I second everything Revsly said except this:
Truth is the S&P vol market is multiple times deeper than the EURUSD or USDJPY vol market. Brevan Howard runs over the unlucky shop who wins their vanilla deals on a regular basis because their size is often market moving, it would take much more size to move SPX vol. Moreover, equities guys trade options on implied vol. (in the fx market we`re still stuck at options on realized vol). Equities guys quote options on vol swaps, options on straight ATM vol, and options on variance swaps... but that's because they have an active broker market for var swaps themselves.

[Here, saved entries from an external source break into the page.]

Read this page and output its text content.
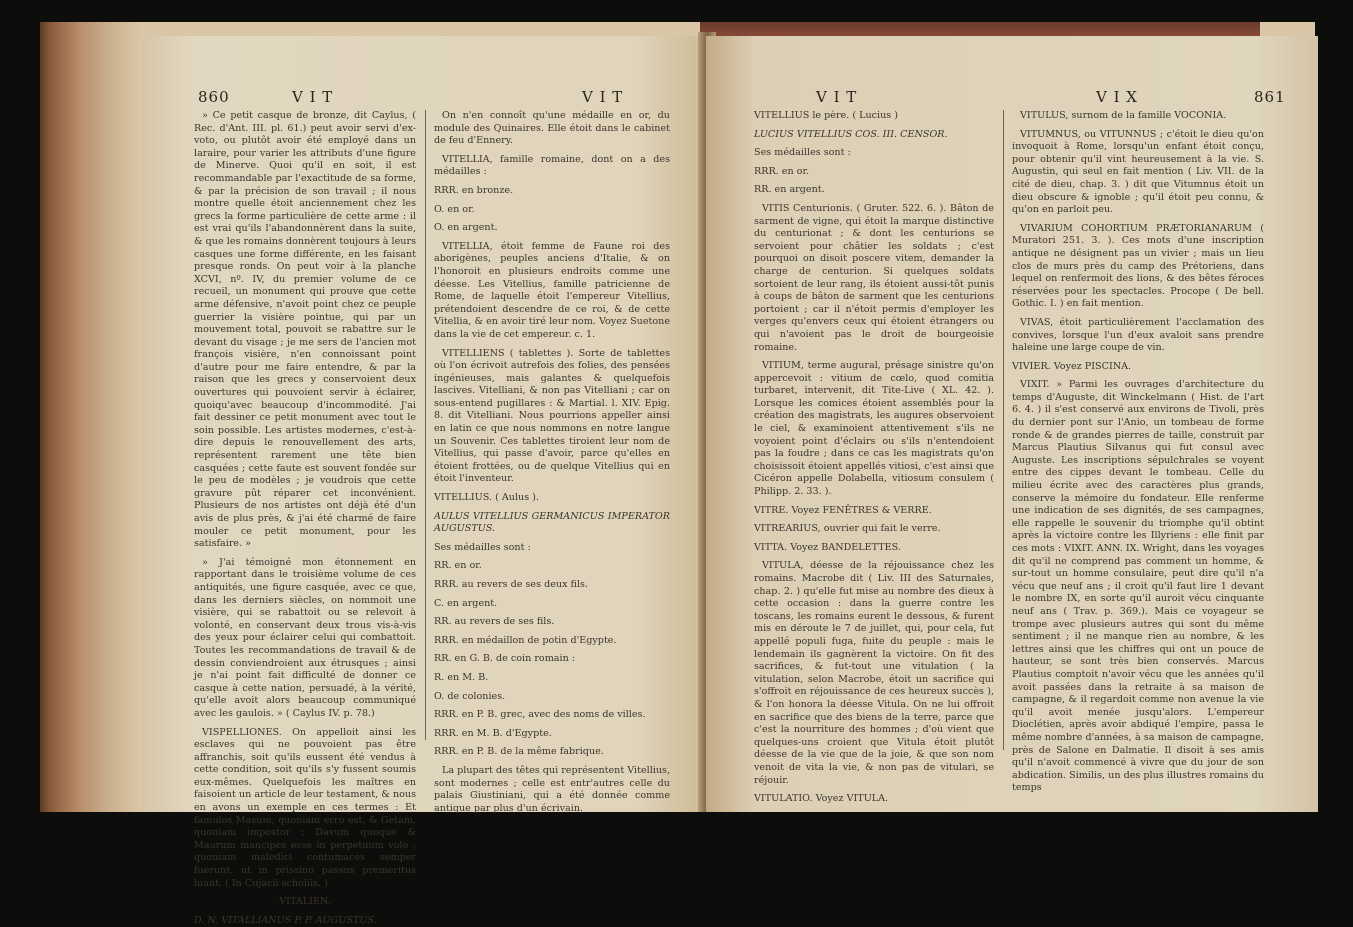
860	V I T	V I T

» Ce petit casque de bronze, dit Caylus, ( Rec. d'Ant. III. pl. 61.) peut avoir servi d'ex-voto, ou plutôt avoir été employé dans un laraire, pour varier les attributs d'une figure de Minerve. Quoi qu'il en soit, il est recommandable par l'exactitude de sa forme, & par la précision de son travail ; il nous montre quelle étoit anciennement chez les grecs la forme particulière de cette arme : il est vrai qu'ils l'abandonnèrent dans la suite, & que les romains donnèrent toujours à leurs casques une forme différente, en les faisant presque ronds. On peut voir à la planche XCVI, nº. IV, du premier volume de ce recueil, un monument qui prouve que cette arme défensive, n'avoit point chez ce peuple guerrier la visière pointue, qui par un mouvement total, pouvoit se rabattre sur le devant du visage ; je me sers de l'ancien mot françois visière, n'en connoissant point d'autre pour me faire entendre, & par la raison que les grecs y conservoient deux ouvertures qui pouvoient servir à éclairer, quoiqu'avec beaucoup d'incommodité. J'ai fait dessiner ce petit monument avec tout le soin possible. Les artistes modernes, c'est-à-dire depuis le renouvellement des arts, représentent rarement une tête bien casquées ; cette faute est souvent fondée sur le peu de modèles ; je voudrois que cette gravure pût réparer cet inconvénient. Plusieurs de nos artistes ont déjà été d'un avis de plus près, & j'ai été charmé de faire mouler ce petit monument, pour les satisfaire. »

» J'ai témoigné mon étonnement en rapportant dans le troisième volume de ces antiquités, une figure casquée, avec ce que, dans les derniers siècles, on nommoit une visière, qui se rabattoit ou se relevoit à volonté, en conservant deux trous vis-à-vis des yeux pour éclairer celui qui combattoit. Toutes les recommandations de travail & de dessin conviendroient aux étrusques ; ainsi je n'ai point fait difficulté de donner ce casque à cette nation, persuadé, à la vérité, qu'elle avoit alors beaucoup communiqué avec les gaulois. » ( Caylus IV. p. 78.)

VISPELLIONES. On appelloit ainsi les esclaves qui ne pouvoient pas être affranchis, soit qu'ils eussent été vendus à cette condition, soit qu'ils s'y fussent soumis eux-mêmes. Quelquefois les maîtres en faisoient un article de leur testament, & nous en avons un exemple en ces termes : Et famulos Masum, quoniam erro est, & Getam, quoniam impostor ; Davum quoque & Maurum mancipes esse in perpetuum volo ; quoniam maledici contumaces semper fuerunt, ut in prissino passus premeritus luant. ( In Cujacii scholiis. )

VITALIEN.
D. N. VITALLIANUS P. P. AUGUSTUS.

On n'en connoît qu'une médaille en or, du module des Quinaires. Elle étoit dans le cabinet de feu d'Ennery.

VITELLIA, famille romaine, dont on a des médailles :

RRR. en bronze.
O. en or.
O. en argent.

VITELLIA, étoit femme de Faune roi des aborigènes, peuples anciens d'Italie, & on l'honoroit en plusieurs endroits comme une déesse. Les Vitellius, famille patricienne de Rome, de laquelle étoit l'empereur Vitellius, prétendoient descendre de ce roi, & de cette Vitellia, & en avoir tiré leur nom. Voyez Suetone dans la vie de cet empereur. c. 1.

VITELLIENS ( tablettes ). Sorte de tablettes où l'on écrivoit autrefois des folies, des pensées ingénieuses, mais galantes & quelquefois lascives. Vitelliani, & non pas Vitelliani ; car on sous-entend pugillares : & Martial. l. XIV. Epig. 8. dit Vitelliani. Nous pourrions appeller ainsi en latin ce que nous nommons en notre langue un Souvenir. Ces tablettes tiroient leur nom de Vitellius, qui passe d'avoir, parce qu'elles en étoient frottées, ou de quelque Vitellius qui en étoit l'inventeur.

VITELLIUS. ( Aulus ).
AULUS VITELLIUS GERMANICUS IMPERATOR AUGUSTUS.
Ses médailles sont :
RR. en or.
RRR. au revers de ses deux fils.
C. en argent.
RR. au revers de ses fils.
RRR. en médaillon de potin d'Egypte.
RR. en G. B. de coin romain :
R. en M. B.
O. de colonies.
RRR. en P. B. grec, avec des noms de villes.
RRR. en M. B. d'Egypte.
RRR. en P. B. de la même fabrique.

La plupart des têtes qui représentent Vitellius, sont modernes ; celle est entr'autres celle du palais Giustiniani, qui a été donnée comme antique par plus d'un écrivain.

V I T	V I X	861
VITELLIUS le père. ( Lucius )
LUCIUS VITELLIUS COS. III. CENSOR.
Ses médailles sont :
RRR. en or.
RR. en argent.

VITIS Centurionis. ( Gruter. 522. 6. ). Bâton de sarment de vigne, qui étoit la marque distinctive du centurionat ; & dont les centurions se servoient pour châtier les soldats ; c'est pourquoi on disoit poscere vitem, demander la charge de centurion. Si quelques soldats sortoient de leur rang, ils étoient aussi-tôt punis à coups de bâton de sarment que les centurions portoient ; car il n'étoit permis d'employer les verges qu'envers ceux qui étoient étrangers ou qui n'avoient pas le droit de bourgeoisie romaine.

VITIUM, terme augural, présage sinistre qu'on appercevoit : vitium de cœlo, quod comitia turbaret, intervenit, dit Tite-Live ( XL. 42. ). Lorsque les comices étoient assemblés pour la création des magistrats, les augures observoient le ciel, & examinoient attentivement s'ils ne voyoient point d'éclairs ou s'ils n'entendoient pas la foudre ; dans ce cas les magistrats qu'on choisissoit étoient appellés vitiosi, c'est ainsi que Cicéron appelle Dolabella, vitiosum consulem ( Philipp. 2. 33. ).

VITRE. Voyez FENÊTRES & VERRE.
VITREARIUS, ouvrier qui fait le verre.
VITTA. Voyez BANDELETTES.

VITULA, déesse de la réjouissance chez les romains. Macrobe dit ( Liv. III des Saturnales, chap. 2. ) qu'elle fut mise au nombre des dieux à cette occasion : dans la guerre contre les toscans, les romains eurent le dessous, & furent mis en déroute le 7 de juillet, qui, pour cela, fut appellé populi fuga, fuite du peuple : mais le lendemain ils gagnèrent la victoire. On fit des sacrifices, & fut-tout une vitulation ( la vitulation, selon Macrobe, étoit un sacrifice qui s'offroit en réjouissance de ces heureux succès ), & l'on honora la déesse Vitula. On ne lui offroit en sacrifice que des biens de la terre, parce que c'est la nourriture des hommes ; d'où vient que quelques-uns croient que Vitula étoit plutôt déesse de la vie que de la joie, & que son nom venoit de vita la vie, & non pas de vitulari, se réjouir.

VITULATIO. Voyez VITULA.

VITULUS, surnom de la famille VOCONIA.

VITUMNUS, ou VITUNNUS ; c'étoit le dieu qu'on invoquoit à Rome, lorsqu'un enfant étoit conçu, pour obtenir qu'il vint heureusement à la vie. S. Augustin, qui seul en fait mention ( Liv. VII. de la cité de dieu, chap. 3. ) dit que Vitumnus étoit un dieu obscure & ignoble ; qu'il étoit peu connu, & qu'on en parloit peu.

VIVARIUM COHORTIUM PRÆTORIANARUM ( Muratori 251. 3. ). Ces mots d'une inscription antique ne désignent pas un vivier ; mais un lieu clos de murs près du camp des Prétoriens, dans lequel on renfermoit des lions, & des bêtes féroces réservées pour les spectacles. Procope ( De bell. Gothic. I. ) en fait mention.

VIVAS, étoit particulièrement l'acclamation des convives, lorsque l'un d'eux avaloit sans prendre haleine une large coupe de vin.

VIVIER. Voyez PISCINA.

VIXIT. » Parmi les ouvrages d'architecture du temps d'Auguste, dit Winckelmann ( Hist. de l'art 6. 4. ) il s'est conservé aux environs de Tivoli, près du dernier pont sur l'Anio, un tombeau de forme ronde & de grandes pierres de taille, construit par Marcus Plautius Silvanus qui fut consul avec Auguste. Les inscriptions sépulchrales se voyent entre des cippes devant le tombeau. Celle du milieu écrite avec des caractères plus grands, conserve la mémoire du fondateur. Elle renferme une indication de ses dignités, de ses campagnes, elle rappelle le souvenir du triomphe qu'il obtint après la victoire contre les Illyriens : elle finit par ces mots : VIXIT. ANN. IX. Wright, dans les voyages dit qu'il ne comprend pas comment un homme, & sur-tout un homme consulaire, peut dire qu'il n'a vécu que neuf ans ; il croit qu'il faut lire 1 devant le nombre IX, en sorte qu'il auroit vécu cinquante neuf ans ( Trav. p. 369.). Mais ce voyageur se trompe avec plusieurs autres qui sont du même sentiment ; il ne manque rien au nombre, & les lettres ainsi que les chiffres qui ont un pouce de hauteur, se sont très bien conservés. Marcus Plautius comptoit n'avoir vécu que les années qu'il avoit passées dans la retraite à sa maison de campagne, & il regardoit comme non avenue la vie qu'il avoit menée jusqu'alors. L'empereur Dioclétien, après avoir abdiqué l'empire, passa le même nombre d'années, à sa maison de campagne, près de Salone en Dalmatie. Il disoit à ses amis qu'il n'avoit commencé à vivre que du jour de son abdication. Similis, un des plus illustres romains du temps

In other words, they trade var swaps like they are delta! (the way fx guys trade spot as delta).
Very good point, as a whole fx is deeper, but on a specific level equity indicies have more liquidity.
The low vol basis is also true, not going to be much fun when your 10d flies become 35d overnight from vols exploding hah, need to look hard at your dgov/dvol and even higher to have any sense of what would happen to your position.
Oh and comeon, I haven't been run over yet... This week...
Also, customers and dealers in FX are very wary of trading variance for another simple reason: the low vol base of FX.
Variance Swaps have Vol of Vol (ie. dVega/dVol), and the vol itself is already on a very low base. e.g. 1m EURUSD is say 11%. Whereas in equities, vol bases tend to be much higher, e.g. 20% handles or 30% handles are seen on many underlyings.
Imagine what would happen if EURUSD absolutely blew up and was on a 40 handle... the Vol of Vol would destroy you e.g. you could go from being short 500k Vega to short 2.5 million vega as vol screams higher over night. whereas with a Vol swap you would only ever be short 500k vega (this goes to Revsly's point about the more "benign" nature of Vol Swaps).